We examine investor responses to board diversity and highlight a previously unexplored mechanism to explain negative market reactions to senior female appointments. Drawing on signaling theory, we propose that an increase in board diversity leads investors to update their beliefs about firm preferences. Specifically, we argue that a gender-diverse board is interpreted as revealing a preference for diversity, and a weaker commitment to shareholder value. Consequently, firms with more female directors will be penalized. We test our argument using 14 years of panel data on U.S. public firms. We find that firms that increase board diversity suffer a decrease in market value, and that this effect is amplified for firms that have received higher ratings for their diversity practices across the organization. These results suggest that observers respond to the presence of female leaders not simply on their own merit, but as broader cues of firm preferences, and that firms may counteract any potential signaling effect through careful framing.I am not surprised by the finding but am agnostic by the causal mechanism. Market viewing that the board is pursuing non-value creating objectives is certainly plausible.
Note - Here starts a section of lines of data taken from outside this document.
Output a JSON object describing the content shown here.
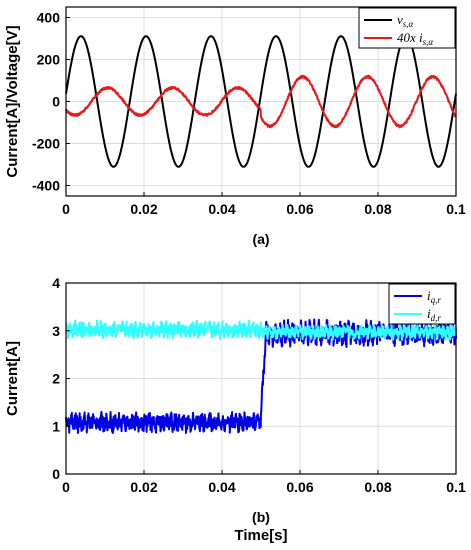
{
  "chart_data": [
    {
      "type": "line",
      "caption": "(a)",
      "xlabel": "",
      "ylabel": "Current[A]/Voltage[V]",
      "xlim": [
        0,
        0.1
      ],
      "ylim": [
        -450,
        450
      ],
      "xticks": [
        0,
        0.02,
        0.04,
        0.06,
        0.08,
        0.1
      ],
      "xtick_labels": [
        "0",
        "0.02",
        "0.04",
        "0.06",
        "0.08",
        "0.1"
      ],
      "yticks": [
        -400,
        -200,
        0,
        200,
        400
      ],
      "ytick_labels": [
        "-400",
        "-200",
        "0",
        "200",
        "400"
      ],
      "grid": true,
      "legend_position": "top-right",
      "series": [
        {
          "name": "v_{s,α}",
          "label_main": "v",
          "label_sub": "s,α",
          "color": "#000000",
          "kind": "sine",
          "amplitude": 311,
          "frequency_hz": 60,
          "phase_rad": 0.12,
          "noise": 0
        },
        {
          "name": "40x i_{s,α}",
          "label_main": "40x i",
          "label_sub": "s,α",
          "color": "#e41a1c",
          "kind": "sine_step",
          "amplitude_before": 65,
          "amplitude_after": 118,
          "step_time": 0.05,
          "frequency_hz": 60,
          "phase_rad": -2.45,
          "noise": 9
        }
      ]
    },
    {
      "type": "line",
      "caption": "(b)",
      "xlabel": "Time[s]",
      "ylabel": "Current[A]",
      "xlim": [
        0,
        0.1
      ],
      "ylim": [
        0,
        4
      ],
      "xticks": [
        0,
        0.02,
        0.04,
        0.06,
        0.08,
        0.1
      ],
      "xtick_labels": [
        "0",
        "0.02",
        "0.04",
        "0.06",
        "0.08",
        "0.1"
      ],
      "yticks": [
        0,
        1,
        2,
        3,
        4
      ],
      "ytick_labels": [
        "0",
        "1",
        "2",
        "3",
        "4"
      ],
      "grid": true,
      "legend_position": "top-right",
      "series": [
        {
          "name": "i_{q,r}",
          "label_main": "i",
          "label_sub": "q,r",
          "color": "#0000e6",
          "kind": "step",
          "level_before": 1.08,
          "level_after": 2.95,
          "step_time": 0.05,
          "rise_time": 0.0012,
          "noise_before": 0.2,
          "noise_after": 0.26
        },
        {
          "name": "i_{d,r}",
          "label_main": "i",
          "label_sub": "d,r",
          "color": "#33ffff",
          "kind": "step",
          "level_before": 3.02,
          "level_after": 2.97,
          "step_time": 0.05,
          "rise_time": 0.001,
          "noise_before": 0.17,
          "noise_after": 0.14
        }
      ]
    }
  ]
}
But I wonder whether only companies who have been riding a high profit/growth S-curve can afford such indulgences and that the appointment of more explicitly diverse boards might merely coincide with the entry of the firm into the commodity and brutal competition section of the top of the S-curve. I.e. it might not be market perception, it might not be poorer female governance, it might instead be a luxury belief that is coincident with company s-curve progression.
And of course, all of the potential plausible hypotheses might be simultaneously true and it is just a matter of relative degree of impact.